BINARY-PAIR PARTITIONED NEURAL NETWORKS
FOR SPEAKER AND DIALECT RECOGNITION

Stephen A. Zahorian

Department of Electrical and Computer Engineering
Old Dominion University
Norfolk, VA 23529

CONTACT INFORMATION

Email: saz100f@eefs01.ee.odu.edu

Phone: (804) 683-4570

Fax: (804) 683-3220

WWW PAGE

www.ee.odu.edu/zahorian.html

PROGRAM AREA

Speech and Natural Language Understanding.

KEYWORDS

Speaker recognition, speaker identification, neural networks, pattern classification, acoustic features, dialect identification

PROJECT SUMMARY

A new method for speaker and dialect identification is under investigation. This method, which is referred to as binary-pair partitioning (BPP), partitions an N-way classification task with N * (N-1)/2 "elemental" classifiers, each of which is highly tuned to discriminate a particular pair of categories. Each elemental classifier consists of a multi-layer feddforward neural network. Since the binary-pair partitioned approach scales up in complexity on the order of N2 rather than exponentially, the method is well-suited to talker identification for very large numbers of speakers (> 100). The approach has been used to develop talker identification systems for over 200 speakers. The system performs with 100% accuracy in a text-independent mode when trained with about 9 to 14 seconds of speech and tested with 6 seconds of speech (using the TIMIT data base for testing). The BPP has also been extended for speaker verification and found to perform with over 99.7% accuracy when tested with 630 speakers. The BPP approach is also well suited to other classification problems for which multiple elemental decisions can be combined to form an overall decision, such as dialect or language identification, and phonetic recognition. A major advantage of this partitioned classification approach is the ability to easily refine the features and classifier for each two-way decision. Several refinements and extensions to the basic method are under investigation in the research project. These include: (1), enhancements to the input features; (2), the effects of noise and channel distortions on performance; (3) the use of BPP for phonetic classification; (4), the use of BPP for sex and dialect identification; (5) the use of speaker identification to improve automatic speech recognition; (6) training individual BPP networks to minimize the probability of error rather than to minimize mean square error.

PROJECT REFERENCES

C. A. Norton, III, S. A. Zahorian, " Speaker Verification based on Speaker Position in a Multidimensional Speaker Identification Space," Intelligent Engineering Systems through Artificial Neural Networks, Vol. 5, St. Louis, MO, November 1995.

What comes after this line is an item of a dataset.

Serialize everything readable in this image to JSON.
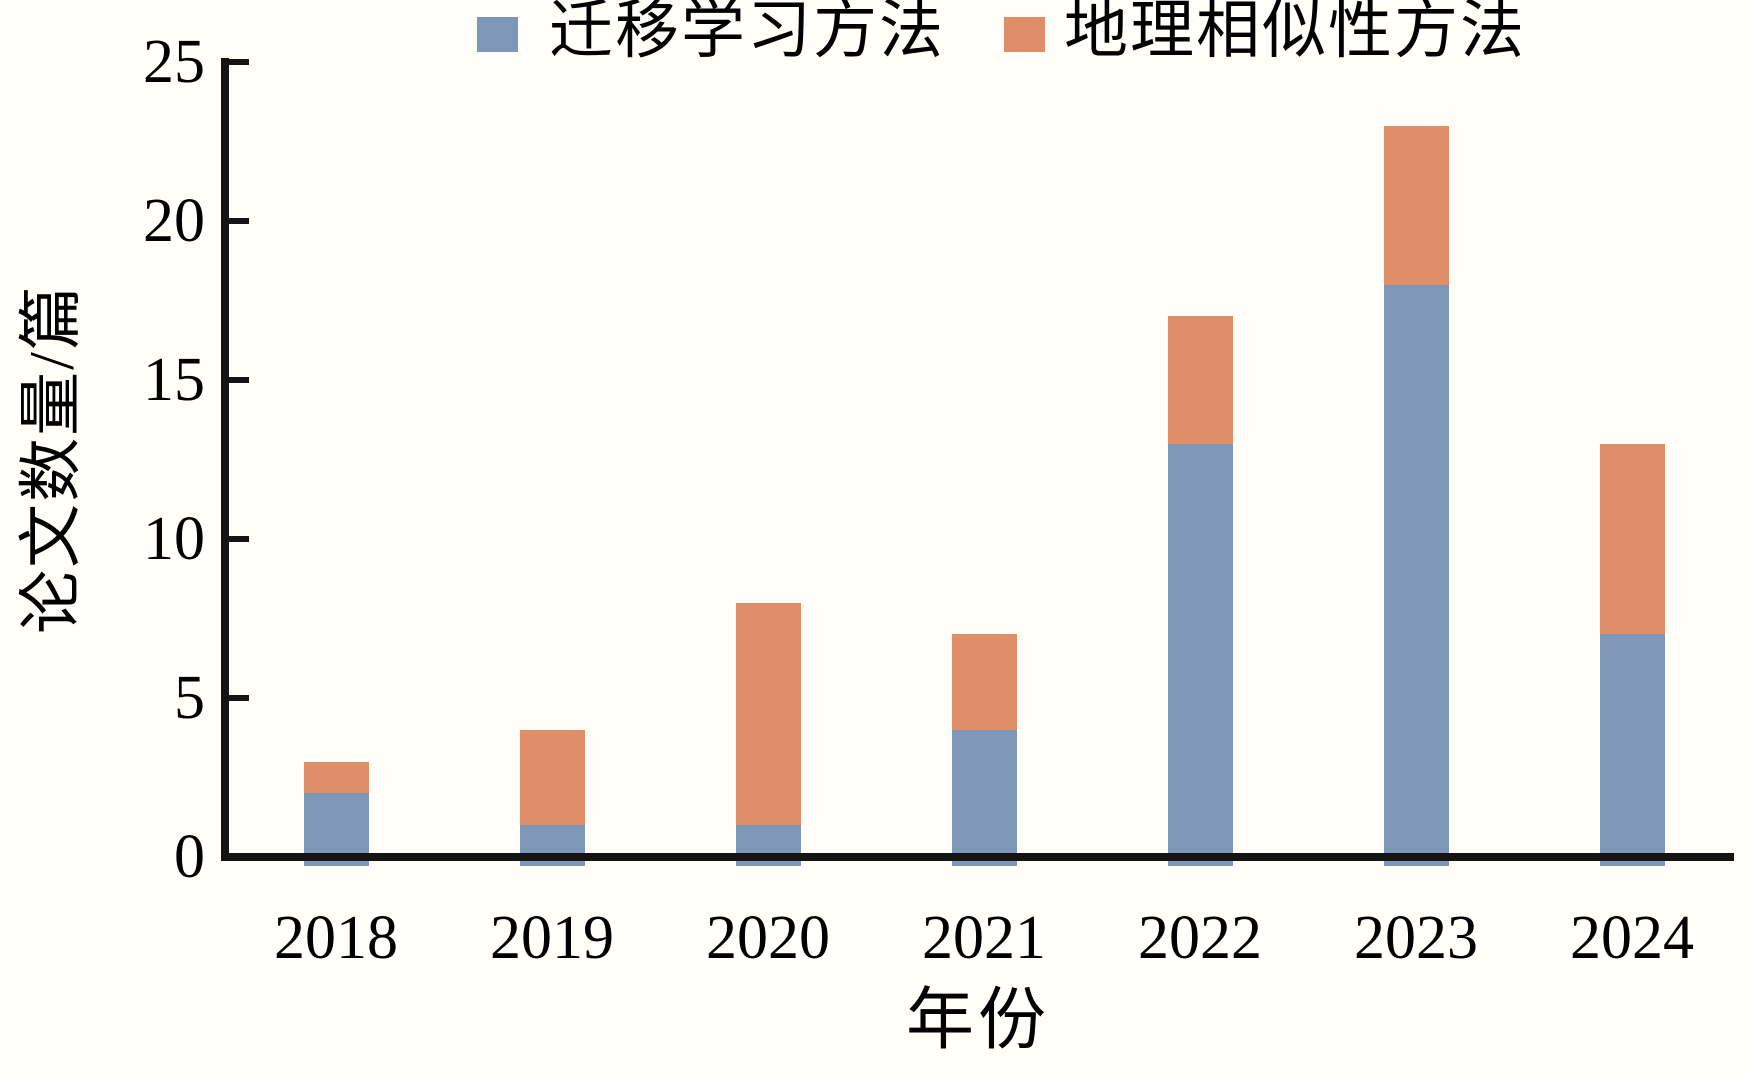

S. A. Zahorian, A. Zhou, and N. Correal, "Comparison of Minimum Misclassification (MME) Networks with Least Mean Square Error (LMS) Networks," Intelligent Engineering Systems through Artificial Neural Networks, Vol. 4, pp. 191-198, St. Louis, MO, November 1994.

C. A. Norton, III, S. A. Zahorian, and Z. B. Nossair, "The Application of Binary-Pair Partitioned Neural Networks to the Speaker Verification Task," Intelligent Engineering Systems through Artificial Neural Networks, Vol. 4, pp. 441-446, St. Louis, MO, November 1994.

S. A. Zahorian and Z. B. Nossair, "A Neural Network Clustering Technique for Text-Independent Speaker Identification," Intelligent Engineering Systems through Artificial Neural Networks, Vol. 4, pp. 453-460, St. Louis, MO, November 1994.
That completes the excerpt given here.